Editor's note: This column was previously published in a newsletter produced by Zions Bank.
Most of us fondly remember a teacher who helped us achieve to a degree we hadn't previously thought possible.
The evidence-based impact of teachers is called the "teacher effect." Repeated studies have demonstrated that a high-quality teacher can measurably improve student learning more than any other variable within the purview of a school. In fact, research shows that a high-quality teacher can elevate student learning by two and even three grade levels in one year. Effective teaching, therefore, must be a central feature of any state-guided strategic plan to help students master 21st-century knowledge and skills and obtain a post-high school credential.
To begin, public education should attract some of the best candidates into teaching. Today, 100 percent of school teachers in high-achieving countries such as Singapore, Finland and South Korea come from the top third of college graduates.
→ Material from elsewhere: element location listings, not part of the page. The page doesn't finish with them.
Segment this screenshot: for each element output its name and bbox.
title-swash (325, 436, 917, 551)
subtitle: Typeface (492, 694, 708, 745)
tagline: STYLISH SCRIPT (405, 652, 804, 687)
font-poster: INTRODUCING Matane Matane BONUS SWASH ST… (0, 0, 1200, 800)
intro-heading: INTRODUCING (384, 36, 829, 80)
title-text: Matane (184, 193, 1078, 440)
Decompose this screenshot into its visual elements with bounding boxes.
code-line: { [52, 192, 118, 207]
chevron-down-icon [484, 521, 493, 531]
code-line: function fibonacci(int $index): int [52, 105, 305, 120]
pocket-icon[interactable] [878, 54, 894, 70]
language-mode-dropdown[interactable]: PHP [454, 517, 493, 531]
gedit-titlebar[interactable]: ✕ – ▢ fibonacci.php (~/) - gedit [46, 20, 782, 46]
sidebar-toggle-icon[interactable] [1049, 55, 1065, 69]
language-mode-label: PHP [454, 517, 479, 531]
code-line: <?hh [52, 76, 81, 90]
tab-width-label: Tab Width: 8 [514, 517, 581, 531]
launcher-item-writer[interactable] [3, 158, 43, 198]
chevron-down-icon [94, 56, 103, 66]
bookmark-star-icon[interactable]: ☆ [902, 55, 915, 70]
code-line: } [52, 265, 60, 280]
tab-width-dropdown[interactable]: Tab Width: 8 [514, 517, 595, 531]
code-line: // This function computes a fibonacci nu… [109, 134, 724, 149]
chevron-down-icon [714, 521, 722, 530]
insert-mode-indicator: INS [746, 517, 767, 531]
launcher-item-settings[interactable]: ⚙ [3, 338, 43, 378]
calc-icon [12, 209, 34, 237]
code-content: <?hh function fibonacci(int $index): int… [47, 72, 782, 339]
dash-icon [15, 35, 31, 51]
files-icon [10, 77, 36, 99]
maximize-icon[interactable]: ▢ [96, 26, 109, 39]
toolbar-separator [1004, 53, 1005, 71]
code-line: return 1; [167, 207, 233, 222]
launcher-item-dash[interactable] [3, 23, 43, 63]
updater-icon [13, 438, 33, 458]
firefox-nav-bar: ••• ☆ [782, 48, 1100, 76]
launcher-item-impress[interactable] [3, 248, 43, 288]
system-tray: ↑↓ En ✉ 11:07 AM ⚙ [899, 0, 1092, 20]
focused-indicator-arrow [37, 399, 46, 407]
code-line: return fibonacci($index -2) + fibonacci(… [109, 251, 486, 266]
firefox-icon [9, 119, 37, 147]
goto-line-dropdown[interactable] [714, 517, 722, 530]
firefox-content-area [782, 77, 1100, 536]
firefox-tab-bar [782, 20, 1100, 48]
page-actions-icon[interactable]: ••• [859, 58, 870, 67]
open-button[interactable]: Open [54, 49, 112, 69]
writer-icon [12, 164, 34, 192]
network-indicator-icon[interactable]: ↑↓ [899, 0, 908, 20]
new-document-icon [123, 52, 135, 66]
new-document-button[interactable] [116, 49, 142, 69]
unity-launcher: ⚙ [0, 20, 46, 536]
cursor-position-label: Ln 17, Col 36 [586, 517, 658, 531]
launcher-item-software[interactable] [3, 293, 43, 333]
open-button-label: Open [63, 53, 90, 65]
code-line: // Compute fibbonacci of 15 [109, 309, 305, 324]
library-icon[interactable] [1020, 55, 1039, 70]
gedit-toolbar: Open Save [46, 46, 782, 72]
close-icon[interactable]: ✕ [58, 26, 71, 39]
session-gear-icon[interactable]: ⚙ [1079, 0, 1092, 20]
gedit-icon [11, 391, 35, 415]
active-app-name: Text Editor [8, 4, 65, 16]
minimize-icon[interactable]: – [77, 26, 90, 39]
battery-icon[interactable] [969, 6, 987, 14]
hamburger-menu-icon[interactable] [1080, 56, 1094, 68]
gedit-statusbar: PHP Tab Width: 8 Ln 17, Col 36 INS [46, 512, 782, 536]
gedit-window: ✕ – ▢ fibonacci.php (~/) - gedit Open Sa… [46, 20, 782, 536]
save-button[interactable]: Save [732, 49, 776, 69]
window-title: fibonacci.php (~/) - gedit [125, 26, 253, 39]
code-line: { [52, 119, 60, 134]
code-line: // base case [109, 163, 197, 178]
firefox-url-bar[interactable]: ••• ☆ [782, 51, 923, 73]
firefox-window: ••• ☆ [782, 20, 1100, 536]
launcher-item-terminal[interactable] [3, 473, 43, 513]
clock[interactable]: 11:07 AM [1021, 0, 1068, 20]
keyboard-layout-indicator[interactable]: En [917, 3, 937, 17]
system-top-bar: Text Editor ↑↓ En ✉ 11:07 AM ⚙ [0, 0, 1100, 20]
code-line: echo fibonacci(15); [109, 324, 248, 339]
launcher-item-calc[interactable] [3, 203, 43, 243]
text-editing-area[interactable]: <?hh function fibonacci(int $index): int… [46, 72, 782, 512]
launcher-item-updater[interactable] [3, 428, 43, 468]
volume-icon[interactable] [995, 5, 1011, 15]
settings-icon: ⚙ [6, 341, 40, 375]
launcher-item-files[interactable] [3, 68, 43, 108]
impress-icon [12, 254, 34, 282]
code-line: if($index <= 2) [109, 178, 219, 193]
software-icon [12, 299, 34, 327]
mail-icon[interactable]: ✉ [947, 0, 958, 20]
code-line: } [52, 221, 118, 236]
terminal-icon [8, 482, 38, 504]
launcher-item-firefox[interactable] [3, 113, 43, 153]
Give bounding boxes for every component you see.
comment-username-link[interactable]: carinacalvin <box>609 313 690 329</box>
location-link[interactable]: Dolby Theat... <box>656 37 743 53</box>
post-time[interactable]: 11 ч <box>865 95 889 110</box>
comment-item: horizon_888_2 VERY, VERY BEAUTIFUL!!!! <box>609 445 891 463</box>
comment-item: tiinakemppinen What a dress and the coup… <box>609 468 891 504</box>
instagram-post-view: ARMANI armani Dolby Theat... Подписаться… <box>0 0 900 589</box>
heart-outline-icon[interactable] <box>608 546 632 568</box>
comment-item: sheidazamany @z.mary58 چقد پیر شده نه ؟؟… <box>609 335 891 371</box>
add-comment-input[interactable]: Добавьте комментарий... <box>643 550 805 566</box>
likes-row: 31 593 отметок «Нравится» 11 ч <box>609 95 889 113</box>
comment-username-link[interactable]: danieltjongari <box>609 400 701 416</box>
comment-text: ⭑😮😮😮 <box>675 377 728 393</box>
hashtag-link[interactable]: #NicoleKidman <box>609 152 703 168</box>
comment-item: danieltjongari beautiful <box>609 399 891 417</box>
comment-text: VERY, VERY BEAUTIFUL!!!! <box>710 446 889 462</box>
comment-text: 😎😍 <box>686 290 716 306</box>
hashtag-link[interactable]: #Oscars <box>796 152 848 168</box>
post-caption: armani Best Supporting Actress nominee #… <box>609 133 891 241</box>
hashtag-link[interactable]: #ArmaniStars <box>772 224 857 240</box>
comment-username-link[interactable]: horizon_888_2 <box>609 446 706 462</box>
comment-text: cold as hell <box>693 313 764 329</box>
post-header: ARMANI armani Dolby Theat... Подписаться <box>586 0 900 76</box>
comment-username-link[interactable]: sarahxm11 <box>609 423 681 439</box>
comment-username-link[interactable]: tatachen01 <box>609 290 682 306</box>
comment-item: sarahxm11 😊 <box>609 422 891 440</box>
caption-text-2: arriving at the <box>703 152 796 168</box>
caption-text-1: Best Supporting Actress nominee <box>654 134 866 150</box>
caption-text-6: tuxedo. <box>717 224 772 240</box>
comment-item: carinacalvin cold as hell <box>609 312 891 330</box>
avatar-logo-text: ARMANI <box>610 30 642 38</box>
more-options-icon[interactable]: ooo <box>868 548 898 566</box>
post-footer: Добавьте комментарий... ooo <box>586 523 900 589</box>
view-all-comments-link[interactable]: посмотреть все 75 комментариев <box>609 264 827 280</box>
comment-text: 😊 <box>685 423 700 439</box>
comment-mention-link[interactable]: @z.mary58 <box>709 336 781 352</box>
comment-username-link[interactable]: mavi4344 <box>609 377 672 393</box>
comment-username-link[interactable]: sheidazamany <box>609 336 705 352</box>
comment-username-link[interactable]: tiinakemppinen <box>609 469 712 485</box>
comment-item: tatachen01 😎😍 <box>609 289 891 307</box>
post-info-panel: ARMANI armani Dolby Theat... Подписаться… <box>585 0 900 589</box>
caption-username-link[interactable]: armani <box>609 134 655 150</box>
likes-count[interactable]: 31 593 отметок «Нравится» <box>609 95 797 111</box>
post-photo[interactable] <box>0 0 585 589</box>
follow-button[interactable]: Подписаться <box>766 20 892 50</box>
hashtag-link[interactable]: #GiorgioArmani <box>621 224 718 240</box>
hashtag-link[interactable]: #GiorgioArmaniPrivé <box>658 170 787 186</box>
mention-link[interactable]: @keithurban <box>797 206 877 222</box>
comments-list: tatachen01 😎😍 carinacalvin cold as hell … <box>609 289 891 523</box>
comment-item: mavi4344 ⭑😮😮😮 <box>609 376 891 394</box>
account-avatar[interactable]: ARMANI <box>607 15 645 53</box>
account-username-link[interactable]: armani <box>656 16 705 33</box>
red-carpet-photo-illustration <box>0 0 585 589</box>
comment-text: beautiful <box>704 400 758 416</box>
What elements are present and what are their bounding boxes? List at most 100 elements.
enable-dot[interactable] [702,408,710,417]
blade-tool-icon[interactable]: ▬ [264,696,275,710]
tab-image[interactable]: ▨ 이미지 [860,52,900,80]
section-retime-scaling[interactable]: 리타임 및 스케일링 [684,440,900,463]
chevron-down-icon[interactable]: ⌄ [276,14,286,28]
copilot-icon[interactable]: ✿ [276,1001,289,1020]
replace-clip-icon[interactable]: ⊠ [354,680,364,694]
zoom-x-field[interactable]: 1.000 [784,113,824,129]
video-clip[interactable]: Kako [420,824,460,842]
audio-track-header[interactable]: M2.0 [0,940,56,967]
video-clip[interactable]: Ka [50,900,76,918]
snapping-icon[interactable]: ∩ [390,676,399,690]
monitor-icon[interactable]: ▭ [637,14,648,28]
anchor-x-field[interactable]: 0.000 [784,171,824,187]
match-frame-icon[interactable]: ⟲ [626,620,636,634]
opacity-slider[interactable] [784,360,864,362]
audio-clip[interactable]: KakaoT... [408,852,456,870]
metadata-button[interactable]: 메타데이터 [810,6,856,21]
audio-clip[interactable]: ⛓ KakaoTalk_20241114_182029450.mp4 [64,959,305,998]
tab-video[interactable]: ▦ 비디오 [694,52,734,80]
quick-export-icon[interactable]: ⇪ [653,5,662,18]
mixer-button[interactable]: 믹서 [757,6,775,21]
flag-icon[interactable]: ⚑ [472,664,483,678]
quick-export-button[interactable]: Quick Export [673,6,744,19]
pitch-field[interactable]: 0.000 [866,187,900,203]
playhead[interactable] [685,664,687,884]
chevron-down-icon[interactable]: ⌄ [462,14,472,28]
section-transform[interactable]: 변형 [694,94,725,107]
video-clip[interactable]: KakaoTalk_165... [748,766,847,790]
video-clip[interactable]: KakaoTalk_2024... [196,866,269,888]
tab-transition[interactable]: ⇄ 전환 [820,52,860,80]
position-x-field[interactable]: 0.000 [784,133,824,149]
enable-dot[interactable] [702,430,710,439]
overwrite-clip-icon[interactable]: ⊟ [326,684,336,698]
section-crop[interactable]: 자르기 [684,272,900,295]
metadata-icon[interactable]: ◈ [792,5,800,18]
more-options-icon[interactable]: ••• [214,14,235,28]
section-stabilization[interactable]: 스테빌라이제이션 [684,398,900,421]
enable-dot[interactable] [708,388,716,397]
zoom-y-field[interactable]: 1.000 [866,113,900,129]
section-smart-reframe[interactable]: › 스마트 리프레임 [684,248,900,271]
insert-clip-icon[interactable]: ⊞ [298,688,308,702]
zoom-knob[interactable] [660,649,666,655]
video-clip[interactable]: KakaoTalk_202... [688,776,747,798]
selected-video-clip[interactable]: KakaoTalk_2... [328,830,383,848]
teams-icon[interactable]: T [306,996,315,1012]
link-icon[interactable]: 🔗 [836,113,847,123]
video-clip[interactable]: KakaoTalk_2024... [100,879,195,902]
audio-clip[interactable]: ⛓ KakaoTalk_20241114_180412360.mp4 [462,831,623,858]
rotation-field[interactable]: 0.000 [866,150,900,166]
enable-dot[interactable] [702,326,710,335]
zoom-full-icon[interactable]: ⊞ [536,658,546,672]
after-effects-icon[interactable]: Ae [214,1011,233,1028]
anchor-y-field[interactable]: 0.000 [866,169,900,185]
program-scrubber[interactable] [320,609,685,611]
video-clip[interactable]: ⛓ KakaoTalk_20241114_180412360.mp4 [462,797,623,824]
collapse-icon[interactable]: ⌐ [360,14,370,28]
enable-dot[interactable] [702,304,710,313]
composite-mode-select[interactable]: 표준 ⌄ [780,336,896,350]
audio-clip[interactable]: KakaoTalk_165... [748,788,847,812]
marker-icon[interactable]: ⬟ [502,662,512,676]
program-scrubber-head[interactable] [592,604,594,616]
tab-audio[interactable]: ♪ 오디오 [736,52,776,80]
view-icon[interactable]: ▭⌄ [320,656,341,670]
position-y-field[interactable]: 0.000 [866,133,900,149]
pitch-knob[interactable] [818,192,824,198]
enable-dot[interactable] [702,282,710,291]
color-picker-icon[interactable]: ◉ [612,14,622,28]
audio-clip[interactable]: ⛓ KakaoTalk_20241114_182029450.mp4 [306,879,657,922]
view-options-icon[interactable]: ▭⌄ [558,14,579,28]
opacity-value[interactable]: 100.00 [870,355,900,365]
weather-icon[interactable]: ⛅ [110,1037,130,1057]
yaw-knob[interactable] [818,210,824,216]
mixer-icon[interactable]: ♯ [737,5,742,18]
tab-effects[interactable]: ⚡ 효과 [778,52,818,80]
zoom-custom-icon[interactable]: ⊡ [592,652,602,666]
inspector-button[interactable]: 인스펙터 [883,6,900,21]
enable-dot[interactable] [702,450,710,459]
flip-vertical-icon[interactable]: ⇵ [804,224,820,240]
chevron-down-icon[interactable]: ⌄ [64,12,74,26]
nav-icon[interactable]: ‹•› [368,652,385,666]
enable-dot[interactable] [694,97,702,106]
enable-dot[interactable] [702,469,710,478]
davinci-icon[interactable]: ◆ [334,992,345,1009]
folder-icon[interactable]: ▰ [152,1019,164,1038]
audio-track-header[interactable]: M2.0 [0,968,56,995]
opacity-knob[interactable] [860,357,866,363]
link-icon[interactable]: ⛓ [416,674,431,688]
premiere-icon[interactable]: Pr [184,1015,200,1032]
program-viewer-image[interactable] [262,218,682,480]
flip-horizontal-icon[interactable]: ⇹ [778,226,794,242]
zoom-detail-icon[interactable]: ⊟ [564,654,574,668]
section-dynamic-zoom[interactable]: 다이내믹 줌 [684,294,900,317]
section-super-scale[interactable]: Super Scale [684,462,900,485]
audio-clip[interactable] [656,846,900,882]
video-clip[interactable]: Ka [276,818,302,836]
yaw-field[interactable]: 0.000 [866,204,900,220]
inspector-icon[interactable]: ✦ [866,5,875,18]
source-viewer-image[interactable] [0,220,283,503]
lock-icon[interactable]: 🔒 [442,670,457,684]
But in the U.S., only 23 percent of new teachers graduated in the top third of their classes.
While class rank alone does not ensure teaching quality, it does create a quality pool from which highly effective teachers can be screened and developed, and ensures that those responsible with the education of our children have the content knowledge, critical thinking and academic drive to develop knowledge-rich classrooms.
Closing this challenging talent gap requires both redefining the professionalism of teaching and re-engaging a commitment to the value of public education. A recently released study on the "talent gap" in public education noted that new teachers are looking for (in order): high-quality co-workers, prestige, a challenging work environment and high-quality training.
Teaching as a profession could and should meet all of those needs, but reality demonstrates that it currently falls short on several of these criteria, in part because the system often incents and recognizes both highly effective and mediocre teachers in the same way. Put simply, attracting and retaining high-quality teachers requires elevated and differentiated compensation opportunities — which require greater investment by each of us as taxpayers. And it requires better leadership from our principals to coach up or coach out low-performing teachers.
Public education should also create opportunities for teachers to become recognized experts in their craft. Otherwise, the only meaningful vertical movement available to teachers requires leaving the classroom for administration.
Creating career pathways within education that offer opportunities to mentor and train other teachers (both of which strengthen the ability of all teachers) has the capacity to provide an opportunity for increased earnings as well as the satisfaction derived from greater overall impact on improving student achievement.
Elevating the quality of teaching in our classrooms will require more than attracting new people to the profession and ensuring they are appropriately compensated, rewarded and recognized; we also need to better prepare the newcomers to assist our students in mastering the growing expectations we are placing on them.
In a recent nationwide study, over 60 percent of teachers stated that their teacher preparation programs did not adequately prepare them for the realities of the profession. We must demand increased rigor and accountability from our colleges of education. Effective teacher preparation will also require more hands-on classroom experience — modeled after the clinical experience within the medical profession — in order to link theory and practice.
The foundation of a prospering economy and society is a robust system of public education. Improving education in the state requires increased investment, greater involvement from parents and better utilization of evidence-based instructional practices (topics for another day). It also requires a restructuring in the way we attract and retain highly effective teachers.
Without a focus on improving teacher effectiveness within the dialogue on improving public education and student outcomes, we will fail to fully capitalize on and support one of the greatest resources we have: our teachers.